Si una clase profesional ha sido hostigada en Cuba a partir de 1959 es la de los médicos. Estos han tenido que sufrir las órdenes y hasta los caprichos de un poder que siempre los ha considerado uno de sus recursos más valiosos.
Hasta en la conversación más simple sobre el tema sale a relucir el hecho de que el estudio de la carrera de Medicina en la Isla es gratuita, mientras en Estados Unidos cuesta miles y miles de dólares. Pero el régimen nunca necesitó de ese pretexto para retener a los facultativos.
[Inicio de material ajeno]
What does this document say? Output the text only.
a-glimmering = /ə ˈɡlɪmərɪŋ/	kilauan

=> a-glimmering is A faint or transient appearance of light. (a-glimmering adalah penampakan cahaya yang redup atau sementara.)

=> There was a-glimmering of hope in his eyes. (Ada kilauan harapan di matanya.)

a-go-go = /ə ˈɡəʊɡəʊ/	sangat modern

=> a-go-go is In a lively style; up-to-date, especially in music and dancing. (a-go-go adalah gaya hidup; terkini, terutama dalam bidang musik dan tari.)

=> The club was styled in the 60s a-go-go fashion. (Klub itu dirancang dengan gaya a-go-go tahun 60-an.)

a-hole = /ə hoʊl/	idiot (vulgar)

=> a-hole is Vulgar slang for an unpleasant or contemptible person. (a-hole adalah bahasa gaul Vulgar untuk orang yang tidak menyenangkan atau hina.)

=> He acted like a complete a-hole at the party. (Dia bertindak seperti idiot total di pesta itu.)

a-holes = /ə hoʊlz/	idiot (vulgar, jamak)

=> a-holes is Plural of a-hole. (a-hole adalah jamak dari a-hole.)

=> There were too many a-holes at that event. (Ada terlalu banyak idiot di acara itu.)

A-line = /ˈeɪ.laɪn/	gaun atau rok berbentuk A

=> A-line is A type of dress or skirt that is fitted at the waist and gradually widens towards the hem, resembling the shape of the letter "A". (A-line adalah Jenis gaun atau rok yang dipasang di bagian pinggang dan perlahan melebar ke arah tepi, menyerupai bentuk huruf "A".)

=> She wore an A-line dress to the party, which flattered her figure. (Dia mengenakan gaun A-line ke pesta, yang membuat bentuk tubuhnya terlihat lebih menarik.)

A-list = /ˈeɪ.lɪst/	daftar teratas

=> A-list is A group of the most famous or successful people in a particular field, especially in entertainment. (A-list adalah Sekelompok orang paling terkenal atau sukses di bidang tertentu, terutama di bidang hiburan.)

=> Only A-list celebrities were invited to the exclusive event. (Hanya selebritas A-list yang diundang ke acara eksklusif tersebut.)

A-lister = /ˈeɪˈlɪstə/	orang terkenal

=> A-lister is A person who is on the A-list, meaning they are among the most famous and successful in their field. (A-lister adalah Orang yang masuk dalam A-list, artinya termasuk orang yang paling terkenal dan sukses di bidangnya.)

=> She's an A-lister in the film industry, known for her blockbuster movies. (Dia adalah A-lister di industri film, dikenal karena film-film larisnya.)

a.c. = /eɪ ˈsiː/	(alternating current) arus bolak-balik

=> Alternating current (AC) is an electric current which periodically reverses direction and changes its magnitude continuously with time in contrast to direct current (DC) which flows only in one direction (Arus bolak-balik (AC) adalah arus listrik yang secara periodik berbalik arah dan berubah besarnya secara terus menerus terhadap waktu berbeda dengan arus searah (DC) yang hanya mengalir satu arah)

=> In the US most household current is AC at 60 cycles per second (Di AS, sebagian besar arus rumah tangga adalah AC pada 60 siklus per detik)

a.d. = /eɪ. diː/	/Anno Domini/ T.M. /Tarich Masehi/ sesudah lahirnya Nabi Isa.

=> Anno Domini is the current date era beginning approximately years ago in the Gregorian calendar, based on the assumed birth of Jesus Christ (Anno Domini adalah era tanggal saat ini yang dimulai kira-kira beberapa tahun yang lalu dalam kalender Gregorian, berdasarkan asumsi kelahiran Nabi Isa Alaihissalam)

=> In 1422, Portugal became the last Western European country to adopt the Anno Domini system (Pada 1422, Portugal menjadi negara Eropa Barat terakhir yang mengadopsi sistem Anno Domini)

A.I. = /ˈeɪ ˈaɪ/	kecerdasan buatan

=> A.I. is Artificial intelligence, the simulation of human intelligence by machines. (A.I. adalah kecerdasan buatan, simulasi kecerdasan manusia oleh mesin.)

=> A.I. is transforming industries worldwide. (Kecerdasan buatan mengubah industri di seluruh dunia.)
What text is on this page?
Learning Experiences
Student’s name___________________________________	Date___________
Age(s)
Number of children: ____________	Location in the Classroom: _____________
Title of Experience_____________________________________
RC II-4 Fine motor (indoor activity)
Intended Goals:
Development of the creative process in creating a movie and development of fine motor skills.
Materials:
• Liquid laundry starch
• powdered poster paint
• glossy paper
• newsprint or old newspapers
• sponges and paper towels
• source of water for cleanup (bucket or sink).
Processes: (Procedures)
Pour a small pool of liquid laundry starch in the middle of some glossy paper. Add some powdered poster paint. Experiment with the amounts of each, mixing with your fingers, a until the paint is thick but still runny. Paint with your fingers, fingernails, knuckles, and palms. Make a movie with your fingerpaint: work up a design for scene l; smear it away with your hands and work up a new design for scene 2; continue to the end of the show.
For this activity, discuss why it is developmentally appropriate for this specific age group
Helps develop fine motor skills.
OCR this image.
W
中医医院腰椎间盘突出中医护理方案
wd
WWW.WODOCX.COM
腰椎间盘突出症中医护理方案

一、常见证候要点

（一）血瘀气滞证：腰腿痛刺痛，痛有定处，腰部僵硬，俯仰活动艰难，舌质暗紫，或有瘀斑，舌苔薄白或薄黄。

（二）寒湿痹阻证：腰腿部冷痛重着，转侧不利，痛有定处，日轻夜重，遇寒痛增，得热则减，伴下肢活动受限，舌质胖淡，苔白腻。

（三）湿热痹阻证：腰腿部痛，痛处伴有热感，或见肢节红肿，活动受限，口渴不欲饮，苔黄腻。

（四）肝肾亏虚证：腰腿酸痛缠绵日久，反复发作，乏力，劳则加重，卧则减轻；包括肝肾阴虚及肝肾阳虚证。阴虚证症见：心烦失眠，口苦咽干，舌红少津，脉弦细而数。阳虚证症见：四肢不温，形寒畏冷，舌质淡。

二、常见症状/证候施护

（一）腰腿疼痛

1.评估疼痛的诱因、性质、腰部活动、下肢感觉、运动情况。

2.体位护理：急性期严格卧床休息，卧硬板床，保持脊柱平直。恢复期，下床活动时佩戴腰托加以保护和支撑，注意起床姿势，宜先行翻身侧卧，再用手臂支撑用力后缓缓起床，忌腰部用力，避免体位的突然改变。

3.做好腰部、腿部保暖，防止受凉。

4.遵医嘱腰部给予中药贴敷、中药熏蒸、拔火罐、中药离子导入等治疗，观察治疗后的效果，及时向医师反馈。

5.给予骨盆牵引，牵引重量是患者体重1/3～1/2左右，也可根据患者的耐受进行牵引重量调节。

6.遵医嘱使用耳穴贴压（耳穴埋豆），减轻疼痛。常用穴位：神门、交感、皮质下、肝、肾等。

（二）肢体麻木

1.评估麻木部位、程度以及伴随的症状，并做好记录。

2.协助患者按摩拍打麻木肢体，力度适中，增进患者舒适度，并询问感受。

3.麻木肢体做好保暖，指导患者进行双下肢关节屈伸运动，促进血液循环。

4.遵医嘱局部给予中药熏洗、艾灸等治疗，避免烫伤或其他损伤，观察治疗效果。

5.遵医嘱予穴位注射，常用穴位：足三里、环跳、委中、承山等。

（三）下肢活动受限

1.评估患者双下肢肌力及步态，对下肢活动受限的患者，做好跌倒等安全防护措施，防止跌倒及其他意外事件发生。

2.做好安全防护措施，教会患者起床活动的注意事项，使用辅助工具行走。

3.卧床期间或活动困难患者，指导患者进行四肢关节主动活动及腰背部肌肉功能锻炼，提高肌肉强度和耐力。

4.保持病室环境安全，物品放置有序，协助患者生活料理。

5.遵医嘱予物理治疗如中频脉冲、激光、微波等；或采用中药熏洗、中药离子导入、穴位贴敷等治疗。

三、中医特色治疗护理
En la primera y segunda década tras la llegada de Fidel Castro al poder, los médicos que solicitaba la salida del país eran “castigados”, rebajados de categoría, enviados a lugares remotos e impedidos de partir durante años, con independencia de dónde y cómo habían obtenido sus títulos, que por supuesto por aquel entonces no eran un resultado de los “logros de la revolución”.
A estos “castigos” se agregó luego otro aún peor: el retener a los familiares —en particular los hijos pequeños— de los médicos cubanos que “desertaban” en el exterior, luego de ser enviados a ejercer su profesión en otros países.
De hecho, el lenguaje establecido en estos casos por el Gobierno cubano —y adoptado incluso en cierta medida por las agencias de prensa internacionales— establecía una connotación militar, guerrera a la labor: “misión”, “contingente”, “desertores”.
Todo ello tenía el objetivo de enfatizar el carácter bélico con que siempre el fallecido gobernante Fidel Castro concibió sus planes: una filosofía de guerra por otros medios —pacíficos e incluso humanitarios—, que no por ello dejaba de fundamentar un expansionismo político e ideológico. Cuando las circunstancias impusieron el repliegue ideológico, pero no político, los fines se transformaron en diplomáticos y económicos.
Si los médicos que participan en esas “misiones” deciden romper con el vínculo impuesto por el Gobierno de La Habana, no se trata de trabajadores humanitarios que abandonan su ejemplar labor tentados por “cantos de sirenas del imperialismo”, sino de simples profesionales que huyen de la explotación en busca de un futuro mejor.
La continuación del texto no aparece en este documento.